Man muss aufpassen, dass man sich selbst nicht für unentbehrlich hält. Die Grünen-Bundestagsfraktion besteht aus 118 Mitgliedern, davon sind 70 bei der letzten Wahl neu dazugekommen. Ein beachtlicher Teil derer, die parlamentarische Vorerfahrung hatten, sind in Ministerien gewechselt. Insofern war es zu Beginn schon wichtig, Menschen mit Erfahrung dabei zu haben wie Renate Künast oder mich.

Nach zwei Jahren aber ist diese Fraktion jetzt sehr gut aufgestellt. Ich bin beeindruckt, wie regierungsfähig diese so junge und aus vielen Neuen bestehende Fraktion ist. Unseren Koalitionspartnern ist das Einfinden in die Regierungsrolle noch nicht ganz so gelungen.

Früher galten die Grünen im Bundestag als strickende Spontis. Das Bild hat sich offensichtlich gewandelt.

Ich bin ja selbst ein Musterbeispiel dafür. Ich kam als Nachrücker in den niedersächsischen Landtag, wir hatten damals unser Zwei-Jahres-Rotationsprinzip, das schwer umstritten war. Wir mussten erst vor Gericht ziehen, um das Recht durchzusetzen. Ich reiste als Pressesprecher der Landtagsfraktion nach Bückeburg und kam als Abgeordneter wieder zurück. So kam ich in die Berufspolitik. In der Zwischenzeit hat sich etwas verändert, das ist auch so anerkannt. Politik wird bei uns als Beruf verstanden, das war in der Tat nicht immer so.

„Casino Niedersachsen“: 1988 spielt Trittin im niedersächsischen Landtag auf die Spielbankenaffäre an.
„Casino Niedersachsen“: 1988 spielt Trittin im niedersächsischen Landtag auf die Spielbankenaffäre an. | Bild: Wolfgang Weihs/dpa

Spitzenpolitik ist ein harter Job.
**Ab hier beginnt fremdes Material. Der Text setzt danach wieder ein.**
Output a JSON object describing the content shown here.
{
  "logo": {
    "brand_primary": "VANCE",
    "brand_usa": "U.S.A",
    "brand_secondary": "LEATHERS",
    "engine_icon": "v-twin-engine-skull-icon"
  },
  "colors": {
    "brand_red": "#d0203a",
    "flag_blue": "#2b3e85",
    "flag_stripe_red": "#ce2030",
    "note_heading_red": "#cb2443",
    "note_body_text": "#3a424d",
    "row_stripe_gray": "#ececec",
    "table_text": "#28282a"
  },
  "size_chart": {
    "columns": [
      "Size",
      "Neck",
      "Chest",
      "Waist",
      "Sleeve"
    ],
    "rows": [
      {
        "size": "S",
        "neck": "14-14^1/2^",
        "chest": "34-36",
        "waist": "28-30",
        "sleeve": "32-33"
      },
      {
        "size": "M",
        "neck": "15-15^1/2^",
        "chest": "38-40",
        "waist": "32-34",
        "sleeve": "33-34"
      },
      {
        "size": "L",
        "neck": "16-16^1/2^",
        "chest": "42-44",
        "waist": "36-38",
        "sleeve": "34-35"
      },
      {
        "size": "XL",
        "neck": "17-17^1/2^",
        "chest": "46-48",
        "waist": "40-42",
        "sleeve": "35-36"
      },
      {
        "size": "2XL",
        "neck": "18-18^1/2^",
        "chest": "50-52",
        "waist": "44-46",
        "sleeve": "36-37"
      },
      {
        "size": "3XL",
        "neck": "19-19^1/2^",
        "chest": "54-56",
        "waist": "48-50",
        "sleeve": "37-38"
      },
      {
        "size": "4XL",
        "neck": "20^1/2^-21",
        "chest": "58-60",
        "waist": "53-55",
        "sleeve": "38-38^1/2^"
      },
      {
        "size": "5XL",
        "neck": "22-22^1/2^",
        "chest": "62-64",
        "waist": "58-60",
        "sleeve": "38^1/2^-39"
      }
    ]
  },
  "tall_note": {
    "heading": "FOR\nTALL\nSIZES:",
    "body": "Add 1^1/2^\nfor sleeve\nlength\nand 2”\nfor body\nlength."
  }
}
Man steht in der Öffentlichkeit, die Presse kritisiert und weiß es immer besser, der politische Gegner attackiert, und manchmal sitzen die ärgsten Widersacher in der eigenen Partei. Was hat Sie angetrieben, sich dem auszusetzen?

Ich wollte diese Gesellschaft verändern, ich wollte sie gerechter haben und nachhaltiger gestalten. Das ist mir, glaube ich, ganz gut gelungen. Die wichtigste Lehre ist für mich: Man ist immer sehr ungeduldig, was bestimmte Veränderungen angeht, aber die Wahrheit zeigt sich immer auf der Strecke. Im Guten wie im Schlechten.

Was lief gut?

Wir beziehen unseren Strom heute zu fast 60 Prozent aus erneuerbaren Energien. Das liegt am Erneuerbare-Energien-Gesetz und damit an einer Entscheidung, die wir 2001 getroffen haben mit dem Ausstieg aus der Atomenergie. Ein anderes Beispiel: Wenn wahrscheinlich vor 2030 das letzte Kohlekraftwerk vom Netz geht, dann hat das damit zu tun, dass wir Grünen in der Regierung 2002/2003 eine EU-Richtlinie zum Emissionshandel durch- und umgesetzt haben, die den Betrieb der großen Verschmutzer unrentabel macht.

Was lief schlecht?

Ich bin ja oft für das EEG kritisiert worden, war aber ab 2005 nicht mehr dafür verantwortlich. Mein Nachfolger Sigmar Gabriel von der SPD hat das bis 2009 noch ganz ordentlich gemacht. Aber danach gab es einen CDU-Umweltminister Peter Altmaier und einen FDP-Wirtschaftsminister Philipp Rösler, und die haben der Photovoltaik den Kampf angesagt.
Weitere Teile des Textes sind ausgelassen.